Cet article vous explique, avec un angle financier, comment les nouvelles normes DPE impactent la rentabilité de votre investissement locatif, quels leviers actionner pour respecter la loi, et comment choisir entre location vide et meublée en fonction du classement énergétique de votre bien.

Pourquoi le DPE change la donne entre location vide et meublée

Le DPE n’est plus seulement une information obligatoire à fournir au locataire. Depuis le 1er janvier 2025, il est devenu un verrou réglementaire : les logements les plus énergivores ne peuvent plus être loués. Pour l’investisseur, cela transforme le calcul de rentabilité.

Avant, le choix entre location vide et meublée se faisait principalement sur trois critères :

  • le niveau de loyer praticable ;
  • la fréquence de rotation des locataires ;
  • les charges de gestion et d’entretien.

Aujourd’hui, il faut ajouter une quatrième dimension : la capacité du logement à être loué légalement. Un studio mal isolé en classe G peut paraître rentable en location meublée courte durée, mais il est interdit en location principale. Inversement, un trois-pièces rénové en classe B offre une tranquillité juridique et une attractivité locative accrue.

L’enjeu n’est donc plus seulement de savoir si le meublé rapporte plus que le vide. L’enjeu est de savoir si le bien peut encore générer des revenus, et à quel coût de remise aux normes.

Location vide vs meublée : ce qui diffère vraiment

Pour bien comprendre l’impact du DPE, repartons des fondamentaux.

La location vide

En location vide, le bail dure généralement 3 ans pour les particuliers et 6 ans pour les personnes morales. Le loyer est souvent plus stable, les locataires restent plus longtemps, et la gestion est moins chronophage.

Avantages pour l’investisseur :

  • loyers stils et prévisibles ;
  • moins de vacances locatives ;
  • gestion simplifiée ;
  • charges d’entretien limitées à la structure.

Inconvénients :

  • loyer souvent inférieur au meublé ;
  • difficile de déduire certains équipements ;
  • moindre attractivité sur les zones touristiques ou étudiantes.

La location meublée

La location meublée concerne les baux principaux (résidence principale du locataire) et la location de courte durée (type saisonnier). Elle permet de pratiquer des loyers plus élevés.

Avantages pour l’investisseur :

  • loyers potentiellement 10 à 25 % supérieurs au vide ;
  • amortissement du mobilier sur le plan fiscal ;
  • forte demande dans les centres-villes, zones étudiantes et touristiques.

Inconvénients :

  • vacances locatives plus fréquentes ;
  • charges d’entretien, de remise en état et de gestion plus élevées ;
  • réglementation stricte sur le mobilier minimum ;
  • soumission aux mêmes interdictions DPE en bail principal.

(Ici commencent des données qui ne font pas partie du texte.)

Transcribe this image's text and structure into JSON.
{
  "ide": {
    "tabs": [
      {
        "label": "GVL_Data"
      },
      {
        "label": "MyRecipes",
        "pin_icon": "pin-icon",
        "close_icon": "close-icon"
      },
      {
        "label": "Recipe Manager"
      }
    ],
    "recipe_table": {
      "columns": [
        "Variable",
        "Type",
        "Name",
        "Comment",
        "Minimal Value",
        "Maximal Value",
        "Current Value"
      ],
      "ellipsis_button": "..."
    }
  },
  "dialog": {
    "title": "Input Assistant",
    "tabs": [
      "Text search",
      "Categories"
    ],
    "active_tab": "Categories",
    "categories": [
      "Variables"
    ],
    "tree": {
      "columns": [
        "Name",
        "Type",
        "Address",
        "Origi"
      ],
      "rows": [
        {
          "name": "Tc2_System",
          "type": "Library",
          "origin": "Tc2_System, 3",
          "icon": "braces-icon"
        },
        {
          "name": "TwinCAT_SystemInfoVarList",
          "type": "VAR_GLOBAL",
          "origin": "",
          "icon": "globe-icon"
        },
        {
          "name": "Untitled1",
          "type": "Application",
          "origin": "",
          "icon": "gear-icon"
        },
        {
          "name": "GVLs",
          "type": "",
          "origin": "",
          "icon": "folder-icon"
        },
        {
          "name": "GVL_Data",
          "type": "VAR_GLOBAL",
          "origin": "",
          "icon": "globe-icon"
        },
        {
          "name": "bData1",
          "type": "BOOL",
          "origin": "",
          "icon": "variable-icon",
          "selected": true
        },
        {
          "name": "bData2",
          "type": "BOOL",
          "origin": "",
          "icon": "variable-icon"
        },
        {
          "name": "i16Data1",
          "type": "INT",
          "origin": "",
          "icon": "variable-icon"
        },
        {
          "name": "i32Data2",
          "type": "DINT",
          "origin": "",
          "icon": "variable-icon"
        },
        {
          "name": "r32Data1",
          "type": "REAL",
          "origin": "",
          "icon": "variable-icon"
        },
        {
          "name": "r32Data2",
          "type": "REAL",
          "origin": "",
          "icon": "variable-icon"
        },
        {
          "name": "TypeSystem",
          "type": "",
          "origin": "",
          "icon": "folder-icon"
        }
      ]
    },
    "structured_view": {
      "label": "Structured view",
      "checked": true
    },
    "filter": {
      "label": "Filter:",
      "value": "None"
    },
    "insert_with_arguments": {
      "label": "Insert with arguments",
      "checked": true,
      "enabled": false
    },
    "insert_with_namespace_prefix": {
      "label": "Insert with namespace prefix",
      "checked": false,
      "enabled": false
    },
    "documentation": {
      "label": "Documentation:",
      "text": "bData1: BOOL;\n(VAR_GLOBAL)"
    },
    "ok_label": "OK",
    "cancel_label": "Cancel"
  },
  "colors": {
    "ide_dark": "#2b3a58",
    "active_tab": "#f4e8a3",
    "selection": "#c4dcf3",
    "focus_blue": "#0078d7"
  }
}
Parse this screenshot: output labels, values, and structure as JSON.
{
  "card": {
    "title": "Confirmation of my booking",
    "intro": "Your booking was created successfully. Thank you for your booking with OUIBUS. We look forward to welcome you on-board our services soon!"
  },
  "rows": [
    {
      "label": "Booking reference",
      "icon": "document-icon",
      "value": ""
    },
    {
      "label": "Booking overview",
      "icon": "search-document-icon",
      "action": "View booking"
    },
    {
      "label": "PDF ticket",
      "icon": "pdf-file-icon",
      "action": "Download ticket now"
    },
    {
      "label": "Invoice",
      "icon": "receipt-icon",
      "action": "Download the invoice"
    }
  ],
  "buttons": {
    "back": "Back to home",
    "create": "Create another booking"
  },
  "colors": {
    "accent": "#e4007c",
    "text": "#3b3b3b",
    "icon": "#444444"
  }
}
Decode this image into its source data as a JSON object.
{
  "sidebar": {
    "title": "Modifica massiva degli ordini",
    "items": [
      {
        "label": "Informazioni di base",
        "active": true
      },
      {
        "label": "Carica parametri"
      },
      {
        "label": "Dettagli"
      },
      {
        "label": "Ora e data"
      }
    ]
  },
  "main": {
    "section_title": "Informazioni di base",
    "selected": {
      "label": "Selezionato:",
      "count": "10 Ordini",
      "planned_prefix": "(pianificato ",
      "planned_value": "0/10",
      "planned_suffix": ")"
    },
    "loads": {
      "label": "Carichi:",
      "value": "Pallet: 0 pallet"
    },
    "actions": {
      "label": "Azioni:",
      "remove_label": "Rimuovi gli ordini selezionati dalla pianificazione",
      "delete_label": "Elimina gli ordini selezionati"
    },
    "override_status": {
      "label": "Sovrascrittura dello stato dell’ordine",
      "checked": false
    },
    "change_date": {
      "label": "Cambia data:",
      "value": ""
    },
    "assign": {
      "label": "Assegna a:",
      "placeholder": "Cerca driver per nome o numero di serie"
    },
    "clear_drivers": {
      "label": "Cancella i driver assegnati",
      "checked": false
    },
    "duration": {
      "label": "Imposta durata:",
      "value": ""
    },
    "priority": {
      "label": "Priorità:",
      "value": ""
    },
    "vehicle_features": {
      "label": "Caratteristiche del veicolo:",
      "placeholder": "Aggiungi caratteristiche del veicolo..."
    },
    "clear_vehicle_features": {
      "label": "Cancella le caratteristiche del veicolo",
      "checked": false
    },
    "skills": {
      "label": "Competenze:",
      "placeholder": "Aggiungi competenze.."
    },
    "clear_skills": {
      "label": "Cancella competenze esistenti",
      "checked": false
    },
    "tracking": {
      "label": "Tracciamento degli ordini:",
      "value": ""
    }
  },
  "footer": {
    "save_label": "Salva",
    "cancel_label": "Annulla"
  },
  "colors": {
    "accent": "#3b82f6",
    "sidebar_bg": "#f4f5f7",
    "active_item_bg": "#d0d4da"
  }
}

Le point crucial : le DPE s’applique différemment

Voici ce qu’il faut retenir : la location principale, qu’elle soit vide ou meublée, est soumise aux interdictions de location liées au DPE. En revanche, la location meublée de courte durée (séjours temporaires) et la location saisonnière échappent, pour l’heure, à cette interdiction.

Cette distinction change radicalement la stratégie d’investissement. Un logement classé F ou G peut encore générer des revenus en location saisonnière, mais pas en location principale vide ou meublée.

Les nouvelles interdictions de location : un calendrier à connaître absolument

Le gouvernement a fixé un calendrier progressif d’interdiction de location des logements les moins performants. Ce calendrier s’applique aux locations principales, vides ou meublées.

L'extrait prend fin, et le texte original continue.